Thursday, November 4, 2010

There's still time left to get your free shit!

Excited to share
The new blog that I'm writing
I messed up, mofos

If I sent you an address to a new blog and it doesn't work, It's not you, it's me. In my excitement, I forgot a part of the address. So, if you have already emailed me and I sent you something and it's wrong, here's how to fix it: 

(mysecretblogname).wordpress.com

If you haven't emailed me yet, whatthefuckareyouwaitingfor? You better get 'ta emailin'. You wouldn't want to miss out on the free purple vagina** I am giving away, would you? You don't want to miss out on me do you?

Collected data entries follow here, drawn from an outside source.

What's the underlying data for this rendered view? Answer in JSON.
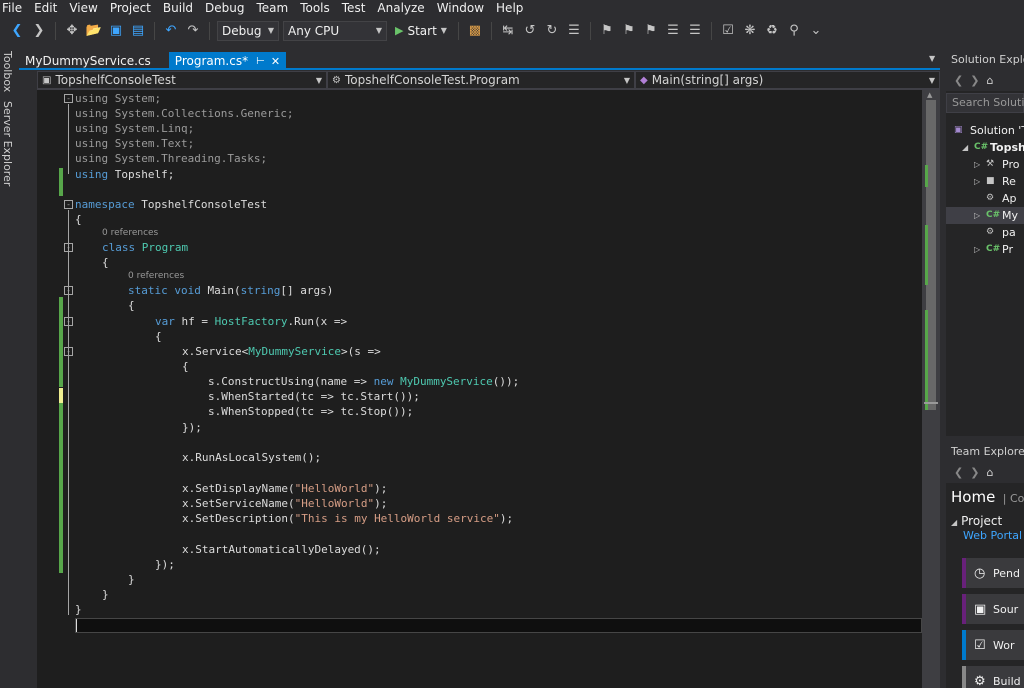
{
  "menu": [
    "File",
    "Edit",
    "View",
    "Project",
    "Build",
    "Debug",
    "Team",
    "Tools",
    "Test",
    "Analyze",
    "Window",
    "Help"
  ],
  "toolbar": {
    "configuration": "Debug",
    "platform": "Any CPU",
    "start_label": "Start"
  },
  "left_strip": {
    "toolbox": "Toolbox",
    "server_explorer": "Server Explorer"
  },
  "tabs": [
    {
      "label": "MyDummyService.cs",
      "active": false
    },
    {
      "label": "Program.cs*",
      "active": true
    }
  ],
  "navbar": {
    "project": "TopshelfConsoleTest",
    "type": "TopshelfConsoleTest.Program",
    "member": "Main(string[] args)"
  },
  "code": {
    "lens_refs": "0 references",
    "lines": [
      "using System;",
      "using System.Collections.Generic;",
      "using System.Linq;",
      "using System.Text;",
      "using System.Threading.Tasks;",
      "using Topshelf;",
      "",
      "namespace TopshelfConsoleTest",
      "{",
      "class Program",
      "{",
      "static void Main(string[] args)",
      "{",
      "var hf = HostFactory.Run(x =>",
      "{",
      "x.Service<MyDummyService>(s =>",
      "{",
      "s.ConstructUsing(name => new MyDummyService());",
      "s.WhenStarted(tc => tc.Start());",
      "s.WhenStopped(tc => tc.Stop());",
      "});",
      "",
      "x.RunAsLocalSystem();",
      "",
      "x.SetDisplayName(\"HelloWorld\");",
      "x.SetServiceName(\"HelloWorld\");",
      "x.SetDescription(\"This is my HelloWorld service\");",
      "",
      "x.StartAutomaticallyDelayed();",
      "});",
      "}",
      "}",
      "}"
    ]
  },
  "solution_explorer": {
    "title": "Solution Explorer",
    "search_placeholder": "Search Solution",
    "items": [
      {
        "label": "Solution 'T",
        "icon": "solution-icon"
      },
      {
        "label": "Topsh",
        "icon": "csharp-project-icon"
      },
      {
        "label": "Pro",
        "icon": "wrench-icon"
      },
      {
        "label": "Re",
        "icon": "references-icon"
      },
      {
        "label": "Ap",
        "icon": "config-icon"
      },
      {
        "label": "My",
        "icon": "csharp-file-icon"
      },
      {
        "label": "pa",
        "icon": "config-icon"
      },
      {
        "label": "Pr",
        "icon": "csharp-file-icon"
      }
    ]
  },
  "team_explorer": {
    "title": "Team Explorer",
    "home": "Home",
    "home_sub": "Corp",
    "project": "Project",
    "web_portal": "Web Portal",
    "tiles": [
      {
        "label": "Pend",
        "color": "#68217a",
        "icon": "clock-icon"
      },
      {
        "label": "Sour",
        "color": "#68217a",
        "icon": "source-icon"
      },
      {
        "label": "Wor",
        "color": "#007acc",
        "icon": "work-items-icon"
      },
      {
        "label": "Build",
        "color": "#888888",
        "icon": "build-icon"
      }
    ]
  }
}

**no actual vaginas were harmed during the making of this blog post

8 comments:

greta said...

crap. i'm fbing you my email right now!!!!!

Brandi said...

I kind of want to win the purple vagina, just so I can wear it around and be all, "Yeah that's right. My head is sticking out of a giant purple vagina. So what?"

You're totally the Georgia O'Keefe of knitting.

Sarah said...

It's a good thing I wasn't drinking anything when I read that last line -I would have sprayed it all over the screen.

Lovely haiku btw. Here's one just for you.

Purple vagina
Hilarity it so was
Yup. That's all. The end.

Anonymous said...

Now that you mention it, I think "The Purple Vagina" is a brilliant name for a blog. I envision it as a place of humor, deep thought, poetry, and intelligent blasphemy. A place where all icky words such as "moist" and "yeast" and "E. Coli" are prohibited.

Ariella said...

I got to wear the purple V today and I do have to say it's quite warm and comfy. :) Oh, there's a whole lot more I could say about it, but...

Brandi said...

Mark your calendars. I just wrote a comment and opted not to post it because it was just too much. Even for me.

I will say it had something to do with Ariella and seconds, though.

Monique said...

Why aren't my posts posting...

Marianne said...

You're hallucinating Monique. They're on here!